Sempervivum Arachnoideum Care "Cobweb Houseleek"


In large doses, Sempervivum cosmic candy succulents can be toxic to dogs and cats. Fortunately, these little guys are pretty safe and can provide hours of entertainment without any side effects! If you have pets, try to keep all plants out of reach. There are some houseplants that can be toxic to your pets as well; check out our Pet Poison Helpline directory for more information on keeping your home safe!

USDA hardiness zones

Sempervivum cosmic candy thrives best in USDA hardiness zones 3-8. If you live outside of these zones, consider planting your sempervivum in a container to move it indoors during the winter months.
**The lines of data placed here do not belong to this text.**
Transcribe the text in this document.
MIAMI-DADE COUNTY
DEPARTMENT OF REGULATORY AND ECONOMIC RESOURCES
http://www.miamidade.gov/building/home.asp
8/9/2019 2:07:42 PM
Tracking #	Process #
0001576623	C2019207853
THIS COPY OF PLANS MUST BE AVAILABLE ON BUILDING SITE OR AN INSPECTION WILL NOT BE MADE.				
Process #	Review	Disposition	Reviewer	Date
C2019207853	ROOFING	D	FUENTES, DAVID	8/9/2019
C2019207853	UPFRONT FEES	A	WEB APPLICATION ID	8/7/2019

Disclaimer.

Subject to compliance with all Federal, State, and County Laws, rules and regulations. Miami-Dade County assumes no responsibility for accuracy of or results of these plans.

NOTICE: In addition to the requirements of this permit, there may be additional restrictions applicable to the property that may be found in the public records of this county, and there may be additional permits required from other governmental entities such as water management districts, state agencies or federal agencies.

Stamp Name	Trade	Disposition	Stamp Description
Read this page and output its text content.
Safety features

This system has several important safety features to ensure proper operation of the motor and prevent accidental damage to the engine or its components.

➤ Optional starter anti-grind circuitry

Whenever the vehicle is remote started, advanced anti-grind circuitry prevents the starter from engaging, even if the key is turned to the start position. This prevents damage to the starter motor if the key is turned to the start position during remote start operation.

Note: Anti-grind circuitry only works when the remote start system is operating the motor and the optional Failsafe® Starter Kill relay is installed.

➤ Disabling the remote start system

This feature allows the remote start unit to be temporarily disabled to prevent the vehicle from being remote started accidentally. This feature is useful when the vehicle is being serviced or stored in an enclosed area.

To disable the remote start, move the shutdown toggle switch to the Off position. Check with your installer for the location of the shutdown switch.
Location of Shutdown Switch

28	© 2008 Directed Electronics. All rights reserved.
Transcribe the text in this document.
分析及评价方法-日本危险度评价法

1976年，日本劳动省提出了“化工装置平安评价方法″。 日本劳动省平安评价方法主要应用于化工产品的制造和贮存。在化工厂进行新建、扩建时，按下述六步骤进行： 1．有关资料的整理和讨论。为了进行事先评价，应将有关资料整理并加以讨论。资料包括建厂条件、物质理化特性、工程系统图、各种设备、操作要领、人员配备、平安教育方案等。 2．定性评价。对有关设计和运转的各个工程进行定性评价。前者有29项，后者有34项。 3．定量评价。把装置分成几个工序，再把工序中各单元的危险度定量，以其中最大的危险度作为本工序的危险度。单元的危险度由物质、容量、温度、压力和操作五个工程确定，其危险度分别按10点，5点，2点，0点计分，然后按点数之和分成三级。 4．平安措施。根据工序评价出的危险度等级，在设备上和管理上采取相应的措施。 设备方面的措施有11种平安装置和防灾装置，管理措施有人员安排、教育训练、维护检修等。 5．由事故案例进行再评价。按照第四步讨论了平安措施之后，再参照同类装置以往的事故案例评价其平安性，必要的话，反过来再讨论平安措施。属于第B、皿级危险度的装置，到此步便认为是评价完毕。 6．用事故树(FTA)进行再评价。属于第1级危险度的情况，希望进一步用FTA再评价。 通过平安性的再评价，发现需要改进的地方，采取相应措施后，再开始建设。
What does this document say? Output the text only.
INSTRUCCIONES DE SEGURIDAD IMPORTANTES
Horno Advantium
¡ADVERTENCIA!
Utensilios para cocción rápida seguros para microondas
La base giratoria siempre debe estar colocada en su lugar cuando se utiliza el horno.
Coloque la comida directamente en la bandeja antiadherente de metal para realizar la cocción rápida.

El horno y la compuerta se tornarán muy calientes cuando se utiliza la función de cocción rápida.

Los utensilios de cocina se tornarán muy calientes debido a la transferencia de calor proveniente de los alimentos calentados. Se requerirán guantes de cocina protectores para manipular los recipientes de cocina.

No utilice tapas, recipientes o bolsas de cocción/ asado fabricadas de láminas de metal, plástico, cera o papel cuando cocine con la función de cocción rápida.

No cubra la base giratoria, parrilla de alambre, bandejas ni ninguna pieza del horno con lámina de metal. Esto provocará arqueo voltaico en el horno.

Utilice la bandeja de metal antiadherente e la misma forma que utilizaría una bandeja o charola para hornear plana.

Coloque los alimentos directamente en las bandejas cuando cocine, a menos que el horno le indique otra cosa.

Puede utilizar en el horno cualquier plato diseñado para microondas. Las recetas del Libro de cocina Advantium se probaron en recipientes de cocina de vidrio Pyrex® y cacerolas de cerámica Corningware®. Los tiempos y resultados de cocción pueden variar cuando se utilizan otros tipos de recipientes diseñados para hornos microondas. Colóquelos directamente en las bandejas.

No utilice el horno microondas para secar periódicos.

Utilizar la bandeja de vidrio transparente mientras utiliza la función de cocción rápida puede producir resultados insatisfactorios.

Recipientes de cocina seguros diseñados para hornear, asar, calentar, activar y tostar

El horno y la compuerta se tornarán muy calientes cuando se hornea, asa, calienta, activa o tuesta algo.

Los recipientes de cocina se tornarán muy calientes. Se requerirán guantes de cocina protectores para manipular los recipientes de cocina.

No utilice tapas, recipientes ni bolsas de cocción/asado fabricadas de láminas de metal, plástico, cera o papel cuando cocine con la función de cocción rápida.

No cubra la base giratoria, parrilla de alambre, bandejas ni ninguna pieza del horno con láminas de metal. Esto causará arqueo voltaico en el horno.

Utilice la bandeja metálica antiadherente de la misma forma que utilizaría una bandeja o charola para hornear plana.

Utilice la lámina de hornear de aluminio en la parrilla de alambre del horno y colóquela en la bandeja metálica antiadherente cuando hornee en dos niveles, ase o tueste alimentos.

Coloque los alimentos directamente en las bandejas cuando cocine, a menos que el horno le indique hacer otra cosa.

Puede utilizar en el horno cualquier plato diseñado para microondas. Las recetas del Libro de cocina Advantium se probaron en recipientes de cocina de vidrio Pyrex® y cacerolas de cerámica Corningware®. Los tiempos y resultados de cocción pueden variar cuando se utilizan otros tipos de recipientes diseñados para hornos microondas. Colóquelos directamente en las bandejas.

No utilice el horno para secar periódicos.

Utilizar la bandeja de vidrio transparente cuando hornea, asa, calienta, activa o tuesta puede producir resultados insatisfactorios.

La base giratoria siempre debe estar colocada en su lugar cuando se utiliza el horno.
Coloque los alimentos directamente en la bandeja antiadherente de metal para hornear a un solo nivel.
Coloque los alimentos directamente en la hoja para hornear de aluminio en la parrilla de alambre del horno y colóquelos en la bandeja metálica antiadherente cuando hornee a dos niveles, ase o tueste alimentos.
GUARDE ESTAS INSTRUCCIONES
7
This will also allow you to bring it inside for special occasions and holidays. Sempervivum does not need much light, so feel free to place them on a table or shelf that receives some indirect sunlight throughout the day.

Pests and diseases

The good news is that sempervivums are pretty hardy. They’re tough enough to survive frost and cold weather, in fact, some varieties will often grow more under those conditions.

They don’t need much maintenance, but there are a few pests and diseases you’ll want to watch out for. Fungus gnats can be a problem when plants get too wet, so drainage is important.

Aphids like to feed on new growth, so keeping an eye on your plant will help you catch infestations early. And slugs and snails love these succulents as well; it’s best to keep them away from sempervivums by using slug bait or copper tape around your garden beds.


To sum up, Sempervivum Cosmic Candy is a fun houseplant that lights up any room it’s in. The best part is that it’s surprisingly easy to grow. You’ll want to make sure you have adequate light, but if you do, you should be rewarded with colorful blooms and a vibrant plant that adds life to any room.